Is DevOps Bullshit? An Interview With Cory O’Daniel, Author Of The “DevOps Is Bullshit” Blog Post

Episode Description

DevOps was conceived as a way to bring developers and operations together, but has it really worked? In this episode, Dave Williams sits down with Cory O’Daniel to discuss his controversial blog post “DevOps Is Bullshit.” Find out why Cory sees platform engineering as a solution. Discover its potential as an antidote to the unmet promises and inherent challenges within the current DevOps landscape. Tune in now!

Episode Transcript

Is DevOps Bullshit? An Interview With Cory O’Daniel, Author Of The “DevOps Is Bullshit” Blog Post

I'm here with Cory O'Daniel, CEO of Massdriver. Thanks for taking the time. I appreciate it

Thanks for having me.

“An Unholy Beast Of Division And Tunnel Vision”

I want to talk about your article on the Massdriver blog. You criticized the current state of DevOps.

That's me.

You claim it's an unholy beast of division and tunnel vision. Can you elaborate on your personal experience that led you to those thoughts?

I think those are two very different thoughts that I put together because they sound good together, but I'll start with the whole division. The whole initial concept of DevOps was always to bring together developers and operations in this culture. What's funny is you can hop on Hacker News and you'll find people talking about how, “We did that well.” The reality is most companies haven't.

We have this thing that we say time and time again where it's like, “Tools won't solve the problem. It's a cultural problem. We have to fix it.” We've been at this for many years and most companies still haven't figured out DevOps, so much of the fact that we have DevOps teams now. We've rebranded these operations engineers

I feel like you do have this division and these are people that can get along well around the water cooler. When my product manager wants me to finish a feature. I've ended up in this weird world of TicketOps where I have to ask somebody else to do some work for me so that I can do my job. That's where the division is. You still see this in a lot of companies and you see the animosity building up between the teams that makes that cultural DevOps movement even harder to achieve because the operations teams are understaffed.

It's funny when you say DevOps teams, I don't even know that the idea of a DevOps team was ever in that original idea. It was like, “With tooling one person can be both.”

It felt like the initial pitch. I feel like over the years, I feel like there's been a little bit of revisionist history as to what it originally was but made sense at a very specific point in time. DevOps was plausible before the cloud grew to the size that it is. If you rewind to 2008 or 2010, and it was hard to drive to a data center, rack something, go back to the office and write code. As we started getting VMs, Slicehost and stuff like that where I can now provision a piece of infrastructure compute and run my application on it, it made sense.

It was possible we didn't have the weight of compliance on us. We had very simple machines that we ran very small applications on.
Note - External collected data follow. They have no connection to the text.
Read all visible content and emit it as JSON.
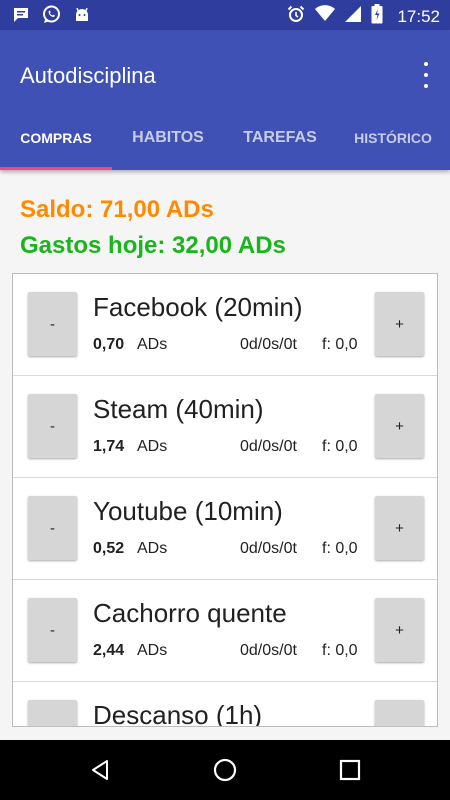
{
  "status_bar": {
    "time": "17:52",
    "left_icons": [
      "message-icon",
      "whatsapp-icon",
      "android-icon"
    ],
    "right_icons": [
      "alarm-icon",
      "wifi-icon",
      "signal-icon",
      "battery-icon"
    ]
  },
  "app_bar": {
    "title": "Autodisciplina",
    "color": "#3f51b5"
  },
  "tabs": [
    {
      "label": "COMPRAS",
      "active": true
    },
    {
      "label": "HABITOS",
      "active": false
    },
    {
      "label": "TAREFAS",
      "active": false
    },
    {
      "label": "HISTÓRICO",
      "active": false
    }
  ],
  "summary": {
    "saldo": "Saldo: 71,00 ADs",
    "gastos": "Gastos hoje: 32,00 ADs"
  },
  "items": [
    {
      "name": "Facebook (20min)",
      "value": "0,70",
      "unit": "ADs",
      "counts": "0d/0s/0t",
      "freq": "f: 0,0",
      "minus": "-",
      "plus": "+"
    },
    {
      "name": "Steam (40min)",
      "value": "1,74",
      "unit": "ADs",
      "counts": "0d/0s/0t",
      "freq": "f: 0,0",
      "minus": "-",
      "plus": "+"
    },
    {
      "name": "Youtube (10min)",
      "value": "0,52",
      "unit": "ADs",
      "counts": "0d/0s/0t",
      "freq": "f: 0,0",
      "minus": "-",
      "plus": "+"
    },
    {
      "name": "Cachorro quente",
      "value": "2,44",
      "unit": "ADs",
      "counts": "0d/0s/0t",
      "freq": "f: 0,0",
      "minus": "-",
      "plus": "+"
    },
    {
      "name": "Descanso (1h)",
      "value": "",
      "unit": "",
      "counts": "",
      "freq": "",
      "minus": "-",
      "plus": "+"
    }
  ],
  "nav": [
    "back-icon",
    "home-icon",
    "recents-icon"
  ]
}
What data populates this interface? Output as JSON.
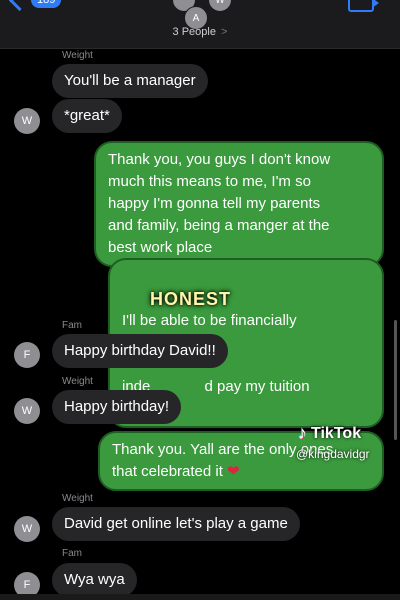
{
  "header": {
    "back_badge": "189",
    "avatars": [
      "A",
      "W"
    ],
    "people_label": "3 People",
    "people_chevron": ">"
  },
  "messages": [
    {
      "sender": "Weight",
      "text": "You'll be a manager",
      "avatar": ""
    },
    {
      "sender": "",
      "text": "*great*",
      "avatar": "W"
    },
    {
      "sender": "",
      "text": "Thank you, you guys I don't know much this means to me, I'm so happy I'm gonna tell my parents and family, being a manger at the best work place",
      "lines": [
        "Thank you, you guys I don't know",
        "much this means to me, I'm so",
        "happy I'm gonna tell my parents",
        "and family, being a manger at the",
        "best work place"
      ]
    },
    {
      "sender": "",
      "text": "I'll be able to be financially independent and pay my tuition",
      "lines": [
        "I'll be able to be financially",
        "inde             d pay my tuition"
      ]
    },
    {
      "sender": "Fam",
      "text": "Happy birthday David!!",
      "avatar": "F"
    },
    {
      "sender": "Weight",
      "text": "Happy birthday!",
      "avatar": "W"
    },
    {
      "sender": "",
      "text": "Thank you. Yall are the only ones that celebrated it",
      "lines": [
        "Thank you. Yall are the only ones",
        "that celebrated it"
      ]
    },
    {
      "sender": "Weight",
      "text": "David get online let's play a game",
      "avatar": "W"
    },
    {
      "sender": "Fam",
      "text": "Wya wya",
      "avatar": "F"
    }
  ],
  "overlays": {
    "honest": "HONEST",
    "tiktok": "TikTok",
    "username": "@kingdavidgr",
    "heart": "❤"
  },
  "colors": {
    "outgoing_bubble": "#3a9a3d",
    "incoming_bubble": "#262628",
    "accent": "#2f7cf6"
  }
}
In a world of a global audience, and people demanding high uptime, even for non-critical services, it becomes difficult for an engineer looking at the 200 services of AWS to handle all that and keep that in their head trying to make sure that their product manager's happy and you're delivering features that the business needs.

The Role Of Platform Engineering

It's interesting you talk about that complexity. What role do you see platform engineering play in mending that loop or solving this problem?

This is probably another mildly hot opinion, but one of the things that I've always felt was problematic in software development as a whole is that you do have software developers who have a specialty. You'll meet that person who's worked at eCommerce company after eCommerce company. I think that's great. When we start to think about platform engineering, it's very similar. There's a domain of knowledge that needs to be understood there for that person to do their job well and that's the cloud. One of the important things for a platform, somebody who's interested in getting into platform engineering is having that deep knowledge of infrastructure cloud services, application development and treating that domain of expertise as your product.

The question I have is how hard is going to be to find in the market. What are some of the challenges that companies are going to face as they take that on?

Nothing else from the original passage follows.